Potential explanatory variables include a the home teams’ field goal percentage (how efficient the home team is shooting), their rebounding totals, their turnover totals, and assist totals. I selected these because each are important statistics that contribute to a team’s success on the court, but also are isolated enough where we should be able to limit collinearity.
log_model <- glm(
home_win ~ fg_pct_home + reb_home + tov_home + ast_home,
data = NBA_Data,
family = binomial
)
summary(log_model)
##
## Call:
## glm(formula = home_win ~ fg_pct_home + reb_home + tov_home +
## ast_home, family = binomial, data = NBA_Data)
##
## Coefficients:
## Estimate Std. Error z value Pr(>|z|)
## (Intercept) -17.644267 0.202500 -87.132 < 2e-16 ***
## fg_pct_home 28.168233 0.359937 78.259 < 2e-16 ***
## reb_home 0.166227 0.002373 70.058 < 2e-16 ***
## tov_home -0.122756 0.003321 -36.961 < 2e-16 ***
## ast_home -0.010968 0.002994 -3.663 0.000249 ***
## ---
## Signif. codes: 0 '***' 0.001 '**' 0.01 '*' 0.05 '.' 0.1 ' ' 1
##
## (Dispersion parameter for binomial family taken to be 1)
##
## Null deviance: 53314 on 39801 degrees of freedom
## Residual deviance: 37681 on 39797 degrees of freedom
## AIC: 37691
##
## Number of Fisher Scoring iterations: 5
The model estimates the log‑odds of a home win using four performance variables.
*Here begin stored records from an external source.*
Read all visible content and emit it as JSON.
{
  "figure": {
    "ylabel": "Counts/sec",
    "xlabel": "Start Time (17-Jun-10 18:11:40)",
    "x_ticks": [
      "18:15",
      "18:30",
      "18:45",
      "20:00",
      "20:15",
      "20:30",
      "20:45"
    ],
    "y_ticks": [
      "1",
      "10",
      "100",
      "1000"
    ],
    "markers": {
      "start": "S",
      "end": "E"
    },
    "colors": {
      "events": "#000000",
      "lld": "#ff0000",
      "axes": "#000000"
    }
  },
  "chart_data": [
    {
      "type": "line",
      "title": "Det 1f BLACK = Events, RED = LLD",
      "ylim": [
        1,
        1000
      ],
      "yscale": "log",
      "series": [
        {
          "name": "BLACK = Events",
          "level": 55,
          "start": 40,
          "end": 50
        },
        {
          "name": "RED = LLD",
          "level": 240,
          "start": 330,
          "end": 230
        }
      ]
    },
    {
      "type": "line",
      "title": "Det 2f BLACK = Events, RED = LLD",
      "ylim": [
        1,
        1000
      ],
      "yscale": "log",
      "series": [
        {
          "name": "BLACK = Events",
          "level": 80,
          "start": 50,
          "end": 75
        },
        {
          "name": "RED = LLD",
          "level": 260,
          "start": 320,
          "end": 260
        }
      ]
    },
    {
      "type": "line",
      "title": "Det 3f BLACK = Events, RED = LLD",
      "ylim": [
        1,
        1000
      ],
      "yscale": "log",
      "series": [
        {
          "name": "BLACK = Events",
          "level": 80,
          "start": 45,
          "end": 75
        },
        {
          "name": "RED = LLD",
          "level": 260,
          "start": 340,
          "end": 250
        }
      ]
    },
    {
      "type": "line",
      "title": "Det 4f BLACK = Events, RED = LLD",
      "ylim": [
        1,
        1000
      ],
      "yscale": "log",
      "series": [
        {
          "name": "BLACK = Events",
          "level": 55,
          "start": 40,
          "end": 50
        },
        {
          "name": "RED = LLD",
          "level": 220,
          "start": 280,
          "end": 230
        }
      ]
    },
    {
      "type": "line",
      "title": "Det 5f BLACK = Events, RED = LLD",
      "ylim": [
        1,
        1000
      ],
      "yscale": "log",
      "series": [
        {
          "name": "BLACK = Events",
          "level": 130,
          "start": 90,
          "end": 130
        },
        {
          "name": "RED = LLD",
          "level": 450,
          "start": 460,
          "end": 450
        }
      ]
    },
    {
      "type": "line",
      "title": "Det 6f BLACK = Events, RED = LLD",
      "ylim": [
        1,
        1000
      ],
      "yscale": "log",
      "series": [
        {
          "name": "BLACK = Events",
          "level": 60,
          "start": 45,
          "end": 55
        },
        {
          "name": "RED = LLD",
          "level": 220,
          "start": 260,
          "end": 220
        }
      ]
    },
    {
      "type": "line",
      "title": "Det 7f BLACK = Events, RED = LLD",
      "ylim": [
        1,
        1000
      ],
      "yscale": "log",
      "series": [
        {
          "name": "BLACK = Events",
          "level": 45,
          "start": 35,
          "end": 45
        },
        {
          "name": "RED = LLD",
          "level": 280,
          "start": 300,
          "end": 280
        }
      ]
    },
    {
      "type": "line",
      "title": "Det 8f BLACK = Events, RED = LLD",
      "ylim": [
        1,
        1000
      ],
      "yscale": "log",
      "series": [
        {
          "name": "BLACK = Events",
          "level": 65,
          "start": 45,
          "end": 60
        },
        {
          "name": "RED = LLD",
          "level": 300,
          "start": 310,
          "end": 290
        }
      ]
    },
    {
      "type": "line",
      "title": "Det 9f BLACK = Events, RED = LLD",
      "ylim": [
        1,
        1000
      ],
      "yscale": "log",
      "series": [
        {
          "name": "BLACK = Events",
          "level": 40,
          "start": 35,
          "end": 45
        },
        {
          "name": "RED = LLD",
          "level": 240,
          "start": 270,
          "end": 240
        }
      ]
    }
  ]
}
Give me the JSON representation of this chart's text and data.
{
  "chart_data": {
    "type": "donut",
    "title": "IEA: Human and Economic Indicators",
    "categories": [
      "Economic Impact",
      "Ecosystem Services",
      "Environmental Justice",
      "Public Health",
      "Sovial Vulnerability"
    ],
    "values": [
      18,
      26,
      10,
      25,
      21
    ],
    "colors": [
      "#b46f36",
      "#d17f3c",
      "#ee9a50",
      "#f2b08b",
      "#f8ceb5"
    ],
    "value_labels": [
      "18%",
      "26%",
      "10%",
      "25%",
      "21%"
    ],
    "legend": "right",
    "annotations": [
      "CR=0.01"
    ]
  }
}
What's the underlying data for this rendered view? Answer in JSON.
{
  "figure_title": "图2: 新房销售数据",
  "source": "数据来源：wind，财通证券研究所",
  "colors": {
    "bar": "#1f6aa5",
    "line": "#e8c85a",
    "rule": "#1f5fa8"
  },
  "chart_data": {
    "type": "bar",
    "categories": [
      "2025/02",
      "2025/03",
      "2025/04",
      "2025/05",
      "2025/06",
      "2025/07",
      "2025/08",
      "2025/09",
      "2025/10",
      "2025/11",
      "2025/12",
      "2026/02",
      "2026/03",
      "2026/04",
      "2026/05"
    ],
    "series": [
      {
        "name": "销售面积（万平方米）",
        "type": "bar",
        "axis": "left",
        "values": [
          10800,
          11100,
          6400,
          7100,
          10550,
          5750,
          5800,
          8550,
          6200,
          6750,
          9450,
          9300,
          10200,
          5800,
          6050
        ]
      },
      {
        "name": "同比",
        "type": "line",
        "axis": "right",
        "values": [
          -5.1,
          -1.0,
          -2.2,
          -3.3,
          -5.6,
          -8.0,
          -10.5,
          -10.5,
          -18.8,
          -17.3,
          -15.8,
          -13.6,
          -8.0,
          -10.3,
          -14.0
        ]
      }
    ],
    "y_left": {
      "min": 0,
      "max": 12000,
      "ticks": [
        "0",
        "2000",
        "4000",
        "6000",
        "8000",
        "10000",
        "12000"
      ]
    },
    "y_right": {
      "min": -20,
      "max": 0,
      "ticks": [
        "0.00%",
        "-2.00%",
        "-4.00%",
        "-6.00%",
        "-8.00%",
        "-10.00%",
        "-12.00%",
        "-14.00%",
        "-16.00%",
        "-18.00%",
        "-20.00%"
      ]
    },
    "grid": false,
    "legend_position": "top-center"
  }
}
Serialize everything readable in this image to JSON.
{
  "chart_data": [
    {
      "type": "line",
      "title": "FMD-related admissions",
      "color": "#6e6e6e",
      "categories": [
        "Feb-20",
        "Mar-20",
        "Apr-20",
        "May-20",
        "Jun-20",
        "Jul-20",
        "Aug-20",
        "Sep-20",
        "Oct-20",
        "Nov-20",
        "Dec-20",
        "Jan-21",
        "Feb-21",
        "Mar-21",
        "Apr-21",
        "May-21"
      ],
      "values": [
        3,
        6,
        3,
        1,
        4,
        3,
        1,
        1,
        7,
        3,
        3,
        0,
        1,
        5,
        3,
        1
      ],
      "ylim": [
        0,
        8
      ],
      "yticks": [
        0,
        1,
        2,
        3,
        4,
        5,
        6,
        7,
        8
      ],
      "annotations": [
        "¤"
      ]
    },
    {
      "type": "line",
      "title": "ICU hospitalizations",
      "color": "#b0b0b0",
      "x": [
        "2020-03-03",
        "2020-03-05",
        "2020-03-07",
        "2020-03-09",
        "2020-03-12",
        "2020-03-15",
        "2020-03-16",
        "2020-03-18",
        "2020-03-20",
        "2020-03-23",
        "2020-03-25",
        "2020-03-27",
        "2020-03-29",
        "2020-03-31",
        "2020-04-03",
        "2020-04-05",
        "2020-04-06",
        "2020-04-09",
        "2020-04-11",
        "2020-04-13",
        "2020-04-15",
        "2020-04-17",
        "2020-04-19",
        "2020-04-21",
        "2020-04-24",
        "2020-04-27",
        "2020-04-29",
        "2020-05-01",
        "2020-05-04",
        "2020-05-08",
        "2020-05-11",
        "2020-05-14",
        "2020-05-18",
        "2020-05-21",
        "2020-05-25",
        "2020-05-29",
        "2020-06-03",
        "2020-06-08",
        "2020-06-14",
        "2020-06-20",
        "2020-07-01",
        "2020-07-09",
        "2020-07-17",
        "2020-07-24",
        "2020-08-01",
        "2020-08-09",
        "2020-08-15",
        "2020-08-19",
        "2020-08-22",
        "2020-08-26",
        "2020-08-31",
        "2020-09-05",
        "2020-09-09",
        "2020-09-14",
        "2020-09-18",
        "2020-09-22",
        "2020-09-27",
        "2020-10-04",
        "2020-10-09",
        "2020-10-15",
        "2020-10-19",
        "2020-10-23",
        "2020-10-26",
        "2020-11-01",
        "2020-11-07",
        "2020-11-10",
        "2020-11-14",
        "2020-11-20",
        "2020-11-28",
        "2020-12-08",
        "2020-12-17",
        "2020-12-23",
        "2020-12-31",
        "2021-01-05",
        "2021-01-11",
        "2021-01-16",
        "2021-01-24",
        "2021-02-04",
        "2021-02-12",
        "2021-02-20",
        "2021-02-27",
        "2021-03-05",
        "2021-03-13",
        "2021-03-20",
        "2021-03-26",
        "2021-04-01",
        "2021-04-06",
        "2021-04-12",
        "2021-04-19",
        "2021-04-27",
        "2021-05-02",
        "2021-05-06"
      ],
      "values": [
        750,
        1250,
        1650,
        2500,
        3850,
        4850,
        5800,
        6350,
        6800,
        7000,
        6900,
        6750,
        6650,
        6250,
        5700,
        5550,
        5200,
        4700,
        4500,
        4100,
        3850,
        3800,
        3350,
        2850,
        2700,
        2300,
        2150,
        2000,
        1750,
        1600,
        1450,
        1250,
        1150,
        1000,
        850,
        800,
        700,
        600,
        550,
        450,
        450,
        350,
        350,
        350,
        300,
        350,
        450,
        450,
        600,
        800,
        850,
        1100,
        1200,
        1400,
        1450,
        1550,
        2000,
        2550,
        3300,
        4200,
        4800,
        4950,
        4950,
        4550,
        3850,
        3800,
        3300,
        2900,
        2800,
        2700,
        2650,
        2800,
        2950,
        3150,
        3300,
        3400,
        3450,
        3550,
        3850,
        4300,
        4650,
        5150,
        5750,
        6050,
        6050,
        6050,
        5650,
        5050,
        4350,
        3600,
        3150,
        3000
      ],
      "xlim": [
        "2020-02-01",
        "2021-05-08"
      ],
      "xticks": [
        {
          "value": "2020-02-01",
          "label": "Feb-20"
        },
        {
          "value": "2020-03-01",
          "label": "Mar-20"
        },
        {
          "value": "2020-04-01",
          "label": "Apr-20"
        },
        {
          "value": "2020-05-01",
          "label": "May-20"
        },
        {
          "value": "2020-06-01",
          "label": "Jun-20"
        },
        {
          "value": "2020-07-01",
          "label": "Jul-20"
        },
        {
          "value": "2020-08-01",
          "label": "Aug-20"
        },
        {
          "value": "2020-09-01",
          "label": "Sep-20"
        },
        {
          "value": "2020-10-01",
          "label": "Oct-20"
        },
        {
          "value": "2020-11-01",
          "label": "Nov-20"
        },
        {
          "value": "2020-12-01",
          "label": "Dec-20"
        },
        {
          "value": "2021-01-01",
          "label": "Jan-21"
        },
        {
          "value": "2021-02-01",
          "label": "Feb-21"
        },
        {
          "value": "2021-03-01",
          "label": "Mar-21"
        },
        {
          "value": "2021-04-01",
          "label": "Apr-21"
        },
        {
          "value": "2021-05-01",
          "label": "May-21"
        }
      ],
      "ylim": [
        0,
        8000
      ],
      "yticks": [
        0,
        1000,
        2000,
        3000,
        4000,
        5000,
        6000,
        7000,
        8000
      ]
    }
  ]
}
Each coefficient represents the change in log‑odds of winning for a one‑unit increase in the predictor, holding the others constant.
This is the dominant predictor in the model. A coefficient of 28.17 means that even small changes in shooting percentage have a large effect on win probability. Because FG% is on a 0–1 scale, a one‑percentage‑point increase (0.01) changes the log‑odds by about 0.28, which corresponds to roughly a 32% increase in the odds of winning. This aligns with basketball intuition: shooting efficiency is one of the strongest determinants of game outcomes.
The coefficient of 0.166 indicates that each additional rebound increases the log‑odds of winning. Converting to an odds ratio, a single rebound raises the odds of winning by about 18%. Rebounding extends possessions and limits opponent opportunities, so this effect is consistent with game dynamics.
The negative coefficient (–0.123) shows that turnovers reduce win probability. Each turnover decreases the odds of winning by about 11–12%, reflecting the cost of lost possessions and transition opportunities for opponents.
The coefficient is small (–0.011) and negative, which may seem counterintuitive. This often happens when assists are highly correlated with shooting percentage and field goals made. Once FG% is in the model, assists add little unique information, and the sign can flip due to multicollinearity. The effect is statistically significant but practically small.
Using the standard error for fg_pct_home, the formula for a confidence interval is:
(28.168233 - (z * 0.359937), 28.168233 + (z * 0.359937))
For a confidence interval of 95% (wanting to minimize standard error, but stay within reason), this yields approximately:
Lower bound: 27.46
Upper bound: 28.88
Because the entire interval is positive and far from zero, the data strongly support the conclusion that higher shooting percentage increases the probability of winning. In practical terms, even the lower end of the interval implies that small improvements in shooting efficiency have a meaningful impact on game outcomes.
The model captures the essential logic of NBA games:
Teams win when they shoot well.
Rebounding helps secure extra possessions.
Turnovers hurt.
Assists matter, but their effect is overshadowed by shooting efficiency.